La 2026 Women’s Africa Cup of Nations s’est achevée le week-end dernier avec le sacre du Cameroun. Les Lionnes Indomptables sont rentrées au pays avec le trophée et plusieurs distinctions individuelles. Les sœurs Chawinga, Hanane Ait El Haj et Marine Dafeur figurent parmi les joueuses les plus en vue du tournoi.
Un tournoi historique
Dimanche soir à Rabat, le Cameroun a remporté son premier titre continental en battant le Malawi 3-0 en finale d’une CAN féminine historique. Le Cameroun, le Malawi (finaliste pour sa première participation), l’Algérie (qui a réalisé le meilleur résultat de son histoire) et le Maroc (qui a brillé devant son public) ont tous décroché leur qualification pour la Coupe du Monde féminine 2027™. L’Afrique du Sud et le Ghana, quant à eux, se sont qualifiés pour le Tournoi de Barrage de la FIFA.
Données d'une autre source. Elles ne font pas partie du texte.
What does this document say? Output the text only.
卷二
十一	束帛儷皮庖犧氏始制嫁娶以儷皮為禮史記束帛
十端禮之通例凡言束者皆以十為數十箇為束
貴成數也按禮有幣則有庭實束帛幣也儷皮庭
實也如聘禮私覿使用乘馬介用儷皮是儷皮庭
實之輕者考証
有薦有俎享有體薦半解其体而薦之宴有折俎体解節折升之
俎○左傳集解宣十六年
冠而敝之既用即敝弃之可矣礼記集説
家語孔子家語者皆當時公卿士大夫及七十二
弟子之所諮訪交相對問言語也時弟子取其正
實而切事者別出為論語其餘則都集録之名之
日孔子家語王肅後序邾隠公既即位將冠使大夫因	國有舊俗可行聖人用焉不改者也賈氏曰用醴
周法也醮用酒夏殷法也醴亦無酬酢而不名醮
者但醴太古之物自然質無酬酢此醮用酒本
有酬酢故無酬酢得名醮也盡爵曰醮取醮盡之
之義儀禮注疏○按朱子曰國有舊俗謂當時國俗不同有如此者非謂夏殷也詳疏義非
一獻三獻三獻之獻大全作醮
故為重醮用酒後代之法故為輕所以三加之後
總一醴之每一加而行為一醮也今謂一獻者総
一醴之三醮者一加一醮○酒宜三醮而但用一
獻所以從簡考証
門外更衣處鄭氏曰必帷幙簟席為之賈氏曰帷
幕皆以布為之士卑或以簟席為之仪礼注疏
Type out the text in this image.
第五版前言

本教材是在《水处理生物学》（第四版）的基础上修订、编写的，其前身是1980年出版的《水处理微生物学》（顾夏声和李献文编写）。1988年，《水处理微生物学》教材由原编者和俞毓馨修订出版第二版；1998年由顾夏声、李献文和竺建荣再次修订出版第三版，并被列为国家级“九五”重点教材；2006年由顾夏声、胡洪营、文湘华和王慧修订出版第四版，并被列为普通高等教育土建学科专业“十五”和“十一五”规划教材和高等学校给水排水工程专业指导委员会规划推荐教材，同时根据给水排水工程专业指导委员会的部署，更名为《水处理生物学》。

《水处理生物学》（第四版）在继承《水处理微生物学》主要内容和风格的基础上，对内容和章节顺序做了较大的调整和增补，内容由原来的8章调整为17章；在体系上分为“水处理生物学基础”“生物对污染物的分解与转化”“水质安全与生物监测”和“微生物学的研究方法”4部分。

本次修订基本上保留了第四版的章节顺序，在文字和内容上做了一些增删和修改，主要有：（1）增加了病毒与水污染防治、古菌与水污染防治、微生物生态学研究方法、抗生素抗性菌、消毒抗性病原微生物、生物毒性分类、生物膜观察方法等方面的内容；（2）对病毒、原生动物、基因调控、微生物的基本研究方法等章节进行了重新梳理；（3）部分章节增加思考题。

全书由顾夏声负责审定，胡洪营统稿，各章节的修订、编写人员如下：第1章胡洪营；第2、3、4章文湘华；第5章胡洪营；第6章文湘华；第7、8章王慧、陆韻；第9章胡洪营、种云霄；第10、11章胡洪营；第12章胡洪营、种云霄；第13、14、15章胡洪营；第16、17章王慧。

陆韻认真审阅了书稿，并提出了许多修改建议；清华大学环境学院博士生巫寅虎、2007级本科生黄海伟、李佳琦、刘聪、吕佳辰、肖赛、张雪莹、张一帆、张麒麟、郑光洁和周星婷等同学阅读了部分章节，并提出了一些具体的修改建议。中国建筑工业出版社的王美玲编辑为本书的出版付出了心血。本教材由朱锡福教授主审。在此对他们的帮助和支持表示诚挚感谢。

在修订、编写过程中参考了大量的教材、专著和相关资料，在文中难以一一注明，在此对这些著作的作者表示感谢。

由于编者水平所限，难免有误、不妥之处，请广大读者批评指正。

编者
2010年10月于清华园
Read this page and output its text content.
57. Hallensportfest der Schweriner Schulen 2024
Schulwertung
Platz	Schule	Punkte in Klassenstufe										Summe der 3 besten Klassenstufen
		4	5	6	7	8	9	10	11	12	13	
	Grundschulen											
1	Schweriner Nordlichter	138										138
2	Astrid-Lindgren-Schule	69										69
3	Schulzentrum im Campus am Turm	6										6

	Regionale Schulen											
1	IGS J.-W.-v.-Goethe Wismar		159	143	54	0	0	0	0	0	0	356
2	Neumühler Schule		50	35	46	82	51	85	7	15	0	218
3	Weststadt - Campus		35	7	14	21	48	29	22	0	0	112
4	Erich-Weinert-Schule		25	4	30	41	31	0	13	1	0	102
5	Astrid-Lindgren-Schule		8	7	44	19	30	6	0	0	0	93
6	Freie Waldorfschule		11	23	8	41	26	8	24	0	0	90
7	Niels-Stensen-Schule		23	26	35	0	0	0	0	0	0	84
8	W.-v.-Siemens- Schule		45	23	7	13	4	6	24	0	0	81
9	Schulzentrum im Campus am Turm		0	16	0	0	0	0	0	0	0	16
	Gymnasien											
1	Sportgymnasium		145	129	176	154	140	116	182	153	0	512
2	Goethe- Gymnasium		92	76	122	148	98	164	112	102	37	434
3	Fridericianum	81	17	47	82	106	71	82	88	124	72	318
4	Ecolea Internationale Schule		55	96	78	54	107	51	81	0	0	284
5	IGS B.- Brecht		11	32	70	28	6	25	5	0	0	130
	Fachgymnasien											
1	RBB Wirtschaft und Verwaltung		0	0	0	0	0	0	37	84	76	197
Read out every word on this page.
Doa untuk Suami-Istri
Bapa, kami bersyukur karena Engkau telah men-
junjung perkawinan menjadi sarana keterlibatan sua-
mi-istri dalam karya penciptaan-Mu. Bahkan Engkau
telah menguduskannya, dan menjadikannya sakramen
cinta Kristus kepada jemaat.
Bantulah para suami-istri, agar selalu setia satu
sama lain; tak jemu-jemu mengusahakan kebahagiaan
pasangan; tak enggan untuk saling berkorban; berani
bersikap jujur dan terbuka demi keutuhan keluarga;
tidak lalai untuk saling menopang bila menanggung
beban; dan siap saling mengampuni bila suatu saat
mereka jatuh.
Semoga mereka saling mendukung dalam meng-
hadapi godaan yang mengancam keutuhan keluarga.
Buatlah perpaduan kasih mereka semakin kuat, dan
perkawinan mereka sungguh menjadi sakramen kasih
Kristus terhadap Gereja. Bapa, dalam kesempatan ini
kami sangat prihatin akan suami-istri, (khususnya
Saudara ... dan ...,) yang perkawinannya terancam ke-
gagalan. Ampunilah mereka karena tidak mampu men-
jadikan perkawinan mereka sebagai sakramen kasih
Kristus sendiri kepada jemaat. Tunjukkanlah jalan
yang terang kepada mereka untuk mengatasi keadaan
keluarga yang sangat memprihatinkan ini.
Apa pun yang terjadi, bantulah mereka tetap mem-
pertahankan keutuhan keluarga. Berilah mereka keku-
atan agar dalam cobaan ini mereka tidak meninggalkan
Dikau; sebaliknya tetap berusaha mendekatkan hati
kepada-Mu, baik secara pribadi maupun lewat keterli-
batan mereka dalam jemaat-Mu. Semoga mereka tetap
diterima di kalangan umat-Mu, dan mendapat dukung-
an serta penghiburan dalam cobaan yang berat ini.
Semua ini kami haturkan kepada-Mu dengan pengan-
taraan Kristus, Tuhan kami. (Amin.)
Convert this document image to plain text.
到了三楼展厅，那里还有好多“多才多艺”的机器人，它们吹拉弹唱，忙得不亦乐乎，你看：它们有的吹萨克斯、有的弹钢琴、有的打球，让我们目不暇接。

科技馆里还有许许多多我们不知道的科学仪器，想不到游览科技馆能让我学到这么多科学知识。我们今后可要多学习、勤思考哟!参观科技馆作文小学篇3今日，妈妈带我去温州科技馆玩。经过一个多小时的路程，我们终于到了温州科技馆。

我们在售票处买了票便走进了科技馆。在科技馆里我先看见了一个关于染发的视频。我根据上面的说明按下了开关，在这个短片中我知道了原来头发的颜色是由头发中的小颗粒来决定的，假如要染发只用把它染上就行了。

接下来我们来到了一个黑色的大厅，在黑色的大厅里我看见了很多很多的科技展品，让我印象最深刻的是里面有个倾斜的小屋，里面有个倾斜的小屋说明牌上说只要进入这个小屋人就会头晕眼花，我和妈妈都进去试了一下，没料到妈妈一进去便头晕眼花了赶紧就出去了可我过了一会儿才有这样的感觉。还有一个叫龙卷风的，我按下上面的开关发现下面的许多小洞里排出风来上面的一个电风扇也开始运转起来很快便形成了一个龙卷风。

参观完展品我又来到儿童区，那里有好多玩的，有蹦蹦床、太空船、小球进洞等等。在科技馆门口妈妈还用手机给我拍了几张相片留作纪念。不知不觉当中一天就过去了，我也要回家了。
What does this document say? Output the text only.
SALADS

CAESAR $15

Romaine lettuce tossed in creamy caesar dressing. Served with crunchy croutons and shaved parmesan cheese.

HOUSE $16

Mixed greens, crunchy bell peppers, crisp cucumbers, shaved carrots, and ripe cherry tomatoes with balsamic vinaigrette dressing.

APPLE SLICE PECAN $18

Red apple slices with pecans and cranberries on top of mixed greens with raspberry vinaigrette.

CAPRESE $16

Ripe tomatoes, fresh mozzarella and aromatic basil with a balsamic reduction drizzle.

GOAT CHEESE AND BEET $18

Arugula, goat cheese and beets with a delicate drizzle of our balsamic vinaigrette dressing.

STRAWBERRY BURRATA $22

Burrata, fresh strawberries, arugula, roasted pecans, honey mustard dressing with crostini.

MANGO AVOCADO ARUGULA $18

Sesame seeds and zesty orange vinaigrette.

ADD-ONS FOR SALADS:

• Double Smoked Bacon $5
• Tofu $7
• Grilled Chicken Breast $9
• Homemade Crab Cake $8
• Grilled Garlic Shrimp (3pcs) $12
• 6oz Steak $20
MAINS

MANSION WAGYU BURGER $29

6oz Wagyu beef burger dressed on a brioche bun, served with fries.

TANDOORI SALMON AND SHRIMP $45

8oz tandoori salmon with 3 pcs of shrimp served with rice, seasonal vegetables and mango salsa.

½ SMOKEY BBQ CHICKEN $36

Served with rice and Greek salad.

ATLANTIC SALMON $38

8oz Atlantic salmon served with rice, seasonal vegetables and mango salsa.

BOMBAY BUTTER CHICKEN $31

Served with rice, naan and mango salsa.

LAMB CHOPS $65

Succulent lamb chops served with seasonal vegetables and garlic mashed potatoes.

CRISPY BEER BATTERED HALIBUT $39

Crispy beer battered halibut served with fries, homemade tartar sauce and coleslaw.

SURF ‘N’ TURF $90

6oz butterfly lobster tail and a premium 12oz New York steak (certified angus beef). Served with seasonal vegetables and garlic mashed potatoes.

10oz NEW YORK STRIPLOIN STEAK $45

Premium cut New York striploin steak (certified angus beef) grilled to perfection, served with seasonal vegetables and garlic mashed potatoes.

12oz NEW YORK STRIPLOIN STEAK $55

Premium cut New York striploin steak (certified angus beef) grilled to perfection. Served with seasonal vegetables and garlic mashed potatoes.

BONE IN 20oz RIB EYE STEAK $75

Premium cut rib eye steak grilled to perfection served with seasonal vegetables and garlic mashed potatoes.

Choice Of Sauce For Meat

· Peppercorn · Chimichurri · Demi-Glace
Chacune de ces équipes a pu compter sur des talents exceptionnels, capables d’enflammer les supporters du continent et au-delà. FIFA dresse le portrait des joueuses qui ont laissé la plus forte impression.
Les Lionnes Indomptables, championnes d’Afrique
Monique Ngock, la maîtresse du milieu
« Nous ne disons pas que nous allons gagner la CAN, mais c’est une nouvelle opportunité et nous devons la saisir pour montrer un autre visage », avait déclaré Monique Ngock à FIFA avant le tournoi. Ces mots semblent aujourd’hui bien modestes. Le Cameroun avait été repêché après avoir initialement perdu contre l’Algérie en qualification (3-1 sur les deux matchs), mais les Lionnes ont su profiter de cette seconde chance, transformant leur parcours en une campagne victorieuse. Ngock en a été le cœur battant. Infatigable au milieu, elle s’est imposée physiquement, a remporté duel après duel et a constamment cherché à jouer vers l’avant, déclenchant d’innombrables attaques. Son influence à tous les niveaux a été récompensée par le titre de meilleure joueuse du tournoi.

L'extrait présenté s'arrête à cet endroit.